When the Houston Texans introduced Nick Caserio as their general manager Friday afternoon, he was asked about the team’s search for a head coach, his plans for the roster and the team’s culture, and the rumored frustration of quarterback Deshaun Watson.
But the most popular topic of the news conference was Caserio’s relationship with Jack Easterby, the former Patriots character coach, and what role Easterby will have on the team. Easterby, who worked with Caserio in New England, was promoted in January to executive vice president of football operations after joining the organization less than two years ago as executive vice president of team development.
“My relationship with Jack is a special relationship,” said Caserio, who spent two decades with the Patriots. “We’ve known each other for a long time. I have a lot of faith and trust and confidence in him. I’m excited to work with him.”
Easterby and the amount of control he has within the Texans, have made headlines lately, but both Caserio and owner Cal McNair said Friday any personnel decisions, whether it be roster management, free agency, or the draft, will belong to Caserio.
“Jack will have a role,” Caserio said. “We’ll work in conjunction with each other on a number of things, for sure.

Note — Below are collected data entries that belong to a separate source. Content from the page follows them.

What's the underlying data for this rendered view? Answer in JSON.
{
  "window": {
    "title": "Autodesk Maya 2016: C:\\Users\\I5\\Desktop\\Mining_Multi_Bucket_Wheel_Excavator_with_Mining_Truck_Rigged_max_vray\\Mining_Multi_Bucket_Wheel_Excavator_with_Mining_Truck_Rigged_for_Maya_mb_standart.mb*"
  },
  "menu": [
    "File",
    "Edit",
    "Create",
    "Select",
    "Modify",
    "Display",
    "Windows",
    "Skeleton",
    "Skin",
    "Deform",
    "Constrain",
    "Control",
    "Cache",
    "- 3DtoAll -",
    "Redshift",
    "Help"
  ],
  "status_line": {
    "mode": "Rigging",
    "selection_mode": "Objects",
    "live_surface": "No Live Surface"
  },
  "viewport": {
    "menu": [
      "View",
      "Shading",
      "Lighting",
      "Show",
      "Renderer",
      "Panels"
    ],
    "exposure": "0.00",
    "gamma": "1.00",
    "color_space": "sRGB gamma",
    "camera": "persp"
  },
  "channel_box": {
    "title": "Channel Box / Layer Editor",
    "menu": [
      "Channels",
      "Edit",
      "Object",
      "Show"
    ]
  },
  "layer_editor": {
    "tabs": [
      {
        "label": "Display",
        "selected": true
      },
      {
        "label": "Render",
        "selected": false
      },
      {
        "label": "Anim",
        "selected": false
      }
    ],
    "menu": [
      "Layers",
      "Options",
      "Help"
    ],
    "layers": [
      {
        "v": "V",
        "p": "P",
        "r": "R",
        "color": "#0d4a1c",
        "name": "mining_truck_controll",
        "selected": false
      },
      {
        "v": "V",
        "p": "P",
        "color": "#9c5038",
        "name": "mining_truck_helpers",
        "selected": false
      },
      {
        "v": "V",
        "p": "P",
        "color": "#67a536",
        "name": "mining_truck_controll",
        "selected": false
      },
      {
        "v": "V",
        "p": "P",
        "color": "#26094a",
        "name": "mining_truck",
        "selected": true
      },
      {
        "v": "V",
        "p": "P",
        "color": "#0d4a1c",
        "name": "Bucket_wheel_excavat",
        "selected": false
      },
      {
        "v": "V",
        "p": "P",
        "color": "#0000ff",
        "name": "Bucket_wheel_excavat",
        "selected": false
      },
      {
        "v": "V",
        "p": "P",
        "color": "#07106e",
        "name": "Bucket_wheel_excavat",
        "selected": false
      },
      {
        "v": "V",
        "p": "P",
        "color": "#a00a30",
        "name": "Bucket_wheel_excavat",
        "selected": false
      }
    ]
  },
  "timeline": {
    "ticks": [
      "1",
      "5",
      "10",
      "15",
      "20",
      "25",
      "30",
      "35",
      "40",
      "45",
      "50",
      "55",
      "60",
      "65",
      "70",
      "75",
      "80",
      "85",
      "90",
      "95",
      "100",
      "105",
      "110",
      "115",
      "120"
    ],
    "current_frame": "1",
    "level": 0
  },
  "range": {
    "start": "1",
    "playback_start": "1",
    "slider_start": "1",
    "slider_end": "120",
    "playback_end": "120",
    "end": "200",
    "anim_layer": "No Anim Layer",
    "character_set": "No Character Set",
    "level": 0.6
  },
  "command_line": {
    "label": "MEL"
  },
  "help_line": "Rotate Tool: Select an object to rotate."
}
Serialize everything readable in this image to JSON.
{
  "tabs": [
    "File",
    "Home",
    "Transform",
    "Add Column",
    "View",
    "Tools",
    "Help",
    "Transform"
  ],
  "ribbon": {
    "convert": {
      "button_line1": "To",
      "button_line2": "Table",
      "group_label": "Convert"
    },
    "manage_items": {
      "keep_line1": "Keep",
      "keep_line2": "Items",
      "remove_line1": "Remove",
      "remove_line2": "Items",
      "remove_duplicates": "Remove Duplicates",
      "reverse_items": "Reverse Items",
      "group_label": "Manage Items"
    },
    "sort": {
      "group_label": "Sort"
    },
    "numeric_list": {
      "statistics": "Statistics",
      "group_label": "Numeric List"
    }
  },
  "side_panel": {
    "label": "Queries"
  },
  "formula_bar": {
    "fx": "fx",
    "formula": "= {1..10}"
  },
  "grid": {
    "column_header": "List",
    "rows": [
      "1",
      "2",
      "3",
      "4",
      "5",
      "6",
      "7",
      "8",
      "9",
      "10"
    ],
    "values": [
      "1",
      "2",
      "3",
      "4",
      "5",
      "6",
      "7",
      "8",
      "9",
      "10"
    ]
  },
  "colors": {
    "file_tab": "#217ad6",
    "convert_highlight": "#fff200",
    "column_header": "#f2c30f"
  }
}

But as it pertains to football decisions, those will ultimately be my decisions and in conjunction with the head coach once we get to that point as well.”
Added McNair: “Jack will do whatever Nick asks him to do to succeed.”

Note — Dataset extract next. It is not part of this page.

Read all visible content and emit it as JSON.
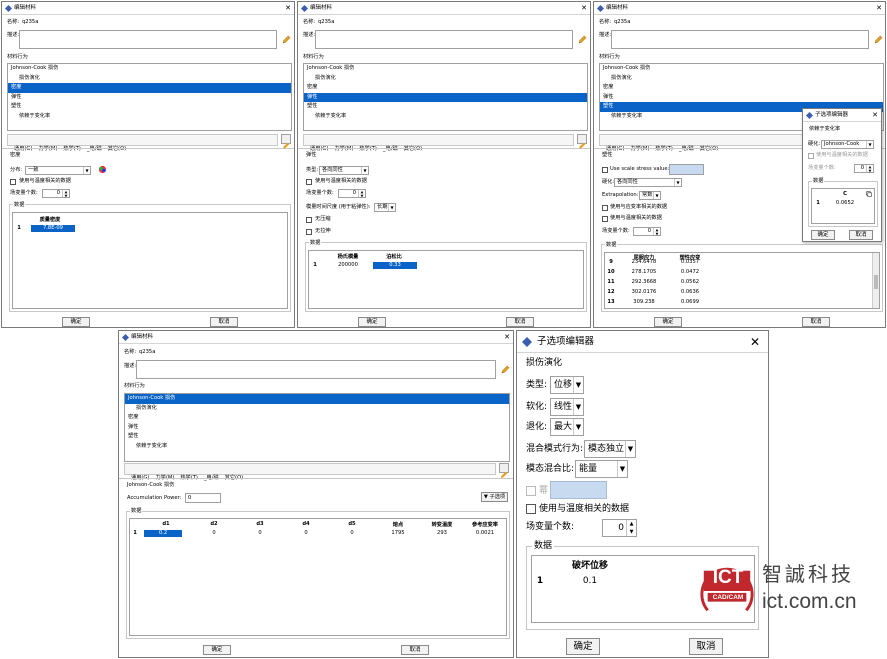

McNair was asked multiple times about his decision to retain Easterby in the front office, despite the growing turmoil that has seemingly correlated with Easterby’s rise. The Texans, who finished the season 4-12, have an unsavory reputation for a number of recent decisions, perhaps the most notable being trading star receiver DeAndre Hopkins for a second-round pick and running back David Johnson.

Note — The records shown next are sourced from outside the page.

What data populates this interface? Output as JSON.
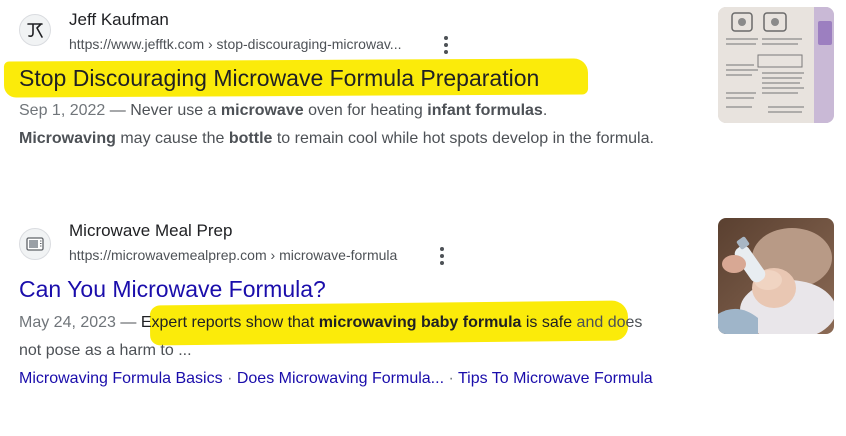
{
  "results": [
    {
      "site_name": "Jeff Kaufman",
      "url": "https://www.jefftk.com › stop-discouraging-microwav...",
      "title": "Stop Discouraging Microwave Formula Preparation",
      "snippet": {
        "date": "Sep 1, 2022",
        "dash": " — ",
        "parts": [
          "Never use a ",
          "microwave",
          " oven for heating ",
          "infant formulas",
          ". ",
          "Microwaving",
          " may cause the ",
          "bottle",
          " to remain cool while hot spots develop in the formula."
        ]
      },
      "favicon_icon": "jk-monogram-icon",
      "thumbnail": "formula-can-instructions-image"
    },
    {
      "site_name": "Microwave Meal Prep",
      "url": "https://microwavemealprep.com › microwave-formula",
      "title": "Can You Microwave Formula?",
      "snippet": {
        "date": "May 24, 2023",
        "dash": " — ",
        "parts": [
          "Expert reports show that ",
          "microwaving baby formula",
          " is safe",
          " and does not pose as a harm to ..."
        ]
      },
      "sitelinks": [
        "Microwaving Formula Basics",
        "Does Microwaving Formula...",
        "Tips To Microwave Formula"
      ],
      "sitelink_separator": "·",
      "favicon_icon": "microwave-icon",
      "thumbnail": "baby-bottle-feeding-image"
    }
  ],
  "colors": {
    "highlight": "#fbeb0a",
    "link": "#1a0dab",
    "snippet_text": "#4d5156"
  }
}
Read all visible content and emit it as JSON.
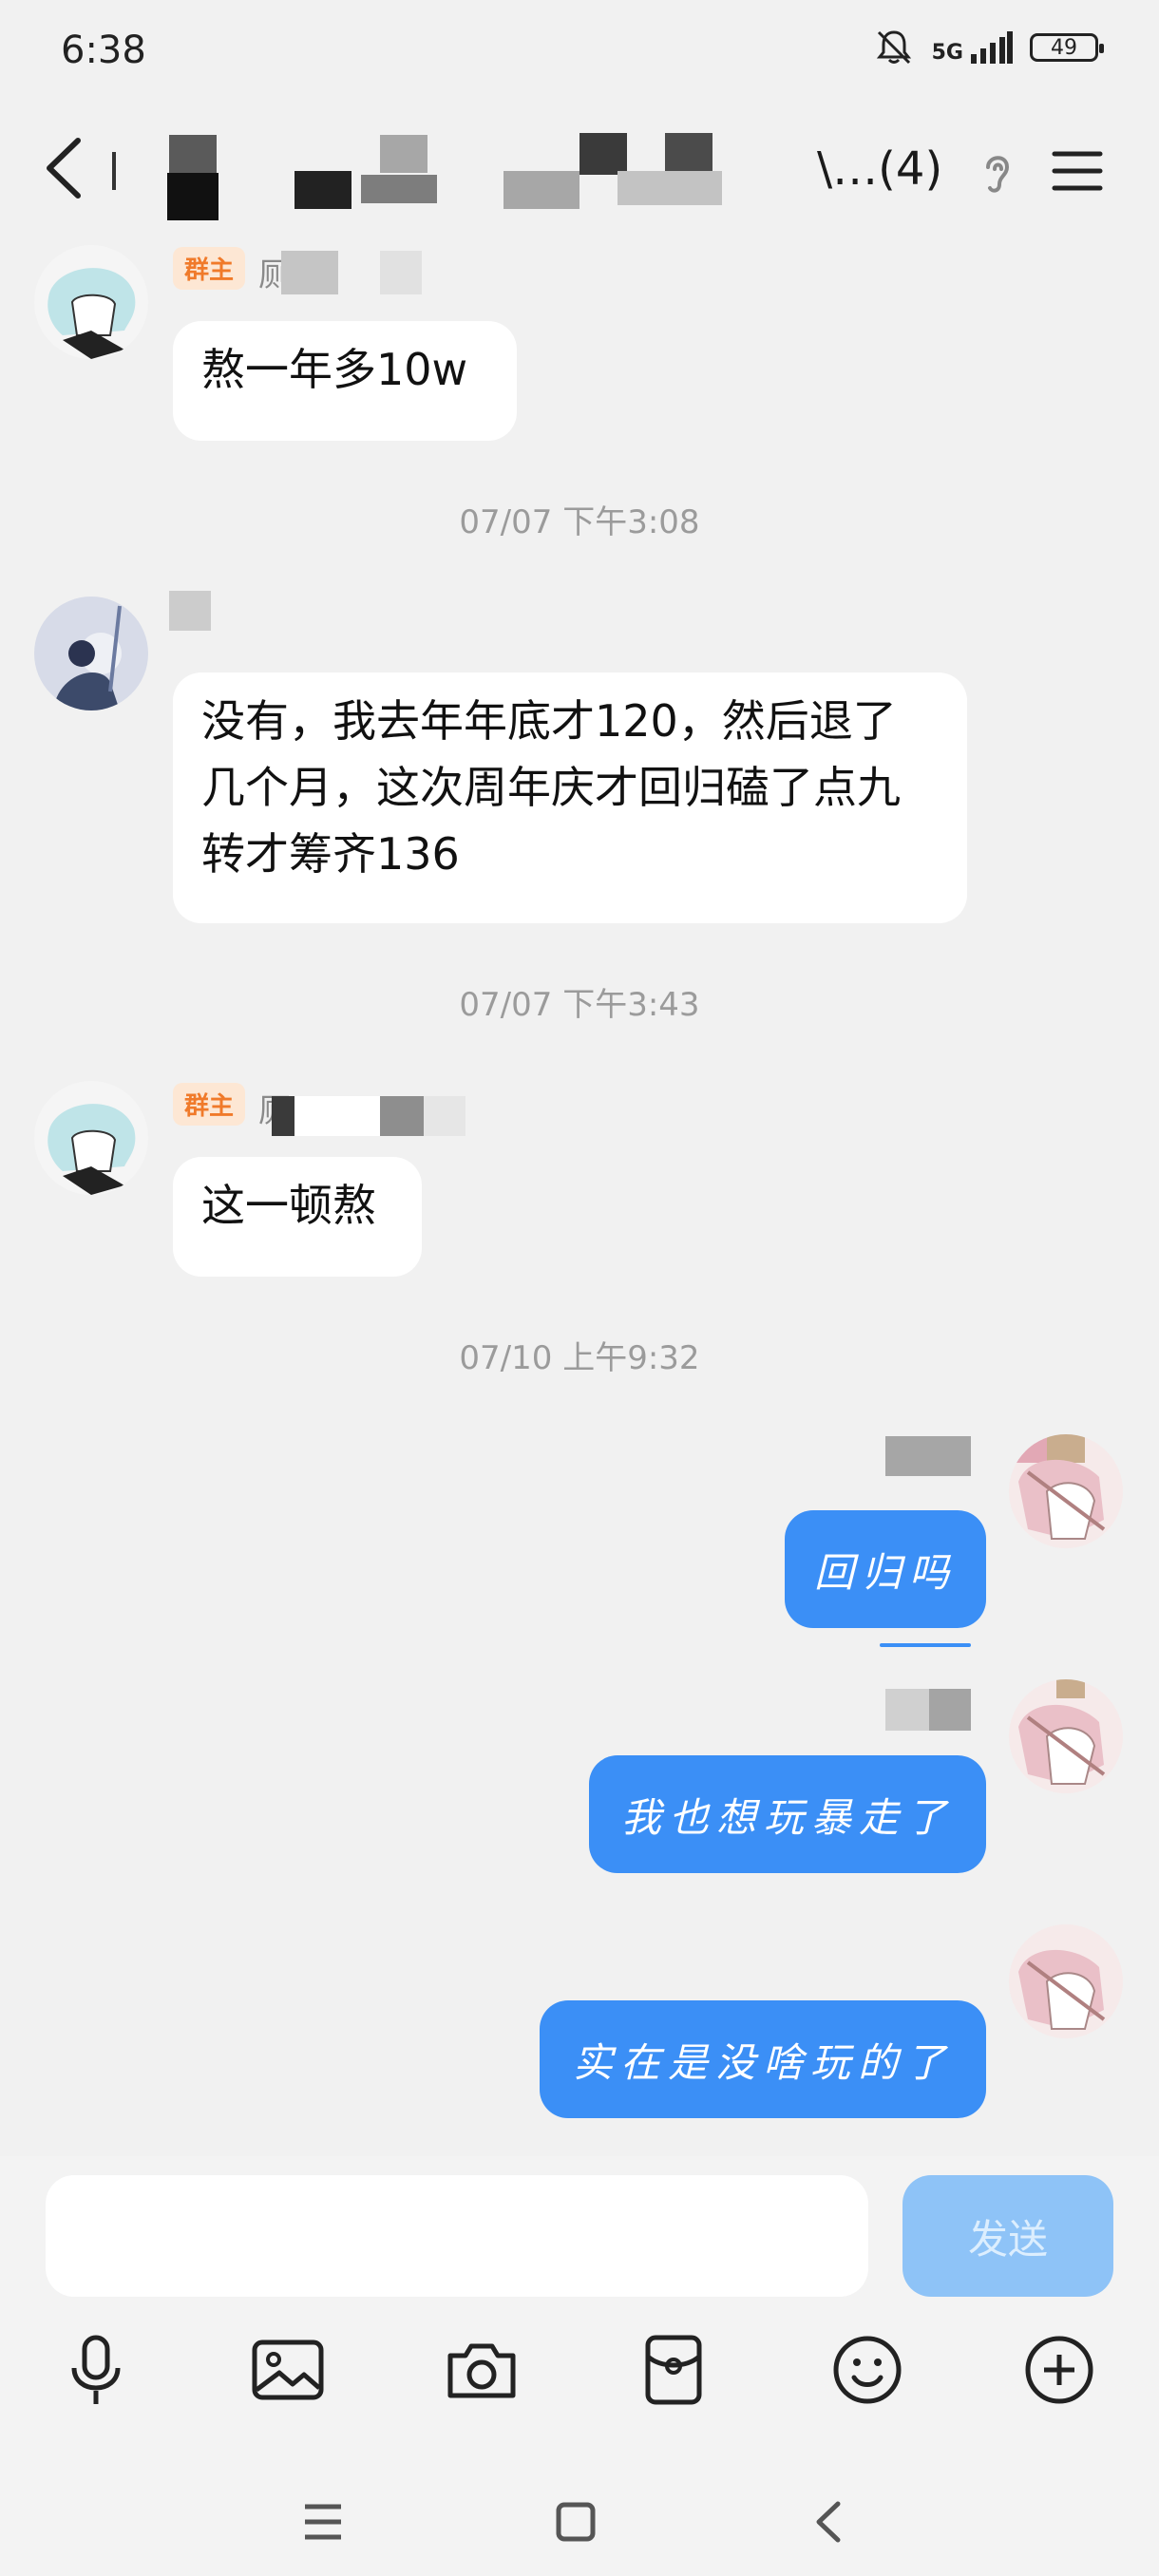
{
  "status_bar": {
    "time": "6:38",
    "network": "5G",
    "battery": "49"
  },
  "header": {
    "title_tail": "\\…(4)"
  },
  "colors": {
    "accent": "#3b8ff6",
    "send_disabled": "#8ec3f7",
    "owner_badge": "#f07a2a"
  },
  "messages": [
    {
      "badge": "群主",
      "name_fragment": "厕",
      "text": "熬一年多10w"
    },
    {
      "time": "07/07 下午3:08"
    },
    {
      "text": "没有，我去年年底才120，然后退了几个月，这次周年庆才回归磕了点九转才筹齐136"
    },
    {
      "time": "07/07 下午3:43"
    },
    {
      "badge": "群主",
      "name_fragment": "厕",
      "text": "这一顿熬"
    },
    {
      "time": "07/10 上午9:32"
    },
    {
      "text": "回归吗"
    },
    {
      "text": "我也想玩暴走了"
    },
    {
      "text": "实在是没啥玩的了"
    }
  ],
  "composer": {
    "input_value": "",
    "send_label": "发送"
  },
  "toolbar": [
    "microphone-icon",
    "image-icon",
    "camera-icon",
    "red-packet-icon",
    "emoji-icon",
    "plus-icon"
  ],
  "system_nav": [
    "recents-icon",
    "home-icon",
    "back-icon"
  ]
}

Even the hiring of Caserio raised eyebrows because the Texans hired a search firm to assist with identifying candidates, yet Caserio was reportedly not among the suggested finalists. Watson reportedly was upset with the decision because he was not as involved in the process as the Texans said he would be.
McNair acknowledged Friday he had consulted Easterby about Caserio, but said that was the extent of Easterby’s involvement.
“There is no secret about Nick and Jack’s working relationship in the past,” McNair said. “Because of their professional history, I sought out Jack’s feedback on Nick as a leader, as I did with others during my decision process.”
McNair has stood by Easterby throughout the criticism, and on Friday, Caserio joined in, too.
“Jack’s, I’d say, unique skill is the ability to invest in people, grow people, and serve,” Caserio said. “I think that serving mind-set has served a lot of people well. I know it’s helped me on a lot of levels.”
With the growing number of former Patriots that have come through Houston — Caserio, Easterby, Mike Vrabel, Bill O’Brien, Romeo Crennel — McNair also noted he does not consider the Texans to be “Patriots South.”
“We thank the New England Patriots, specifically Robert and Jonathan Kraft, and Coach Belichick for being a first-class organization that builds winners,” McNair said. “With respect to their organization, we do not consider ourselves the Patriots South. We are here to lead this team ‘The Texans’ Way.’ ”
So, what will that look like under Caserio?
Time will tell. Although Caserio has officially been on the job for only two days, he already has his plate full, listing filling the head coaching vacancy as the first order of business.
In a statement issued Friday afternoon, Patriots coach Bill Belichick offered a kind endorsement.
“Nick Caserio is one of the hardest working, dependable, and team-oriented people I have worked with, and his ability to handle a wide array of responsibilities is unique,” Belichick said. “Nick’s contributions came on a daily basis and ultimately led to years of success and six championships, for which I am very appreciative. He did an excellent job for us and is extremely deserving of the opportunity to be a general manager.”
Three Patriots have been named to the Associated Press All-Pro Team this season.
Punter Jake Bailey and punt returner Gunner Olszewski earned first-team honors, while gunner Matthew Slater earned second-team honors.
The three players were integral to the success of New England’s special teams unit. Bailey, who also was selected to his first Pro Bowl this year, had the league’s best net punting average (45.6 yards) and second-most number of punts inside the 20-yard line (31).
Olszewski, too, was atop the leaderboards, with a league-best 17.3 average yards per return. He was one of eight players to have a punt return for a touchdown, and would have had a second had linebacker Anfernee Jennings not been whistled for an illegal blind-side block.
Slater, who was also selected to his ninth Pro Bowl this season, has been named to an All-Pro Team seven times in his 13-year NFL career. In December, Belichick called Slater “the very best” special teamer he’s ever coached.
“I can’t think of anybody that’s done more than he has and that’s done it over a very consistent period of time at an extremely high level, in addition to all the other qualities that he brings off the field — leadership, just doing the right thing, just the person and the human being that he is,” Belichick said. “It would be hard for me to imagine anybody going ahead of him.”
Bailey, Olszewski, and Slater are under contract for the 2021 season, though the 35-year-old Slater has been open about his plan to mull his future this offseason.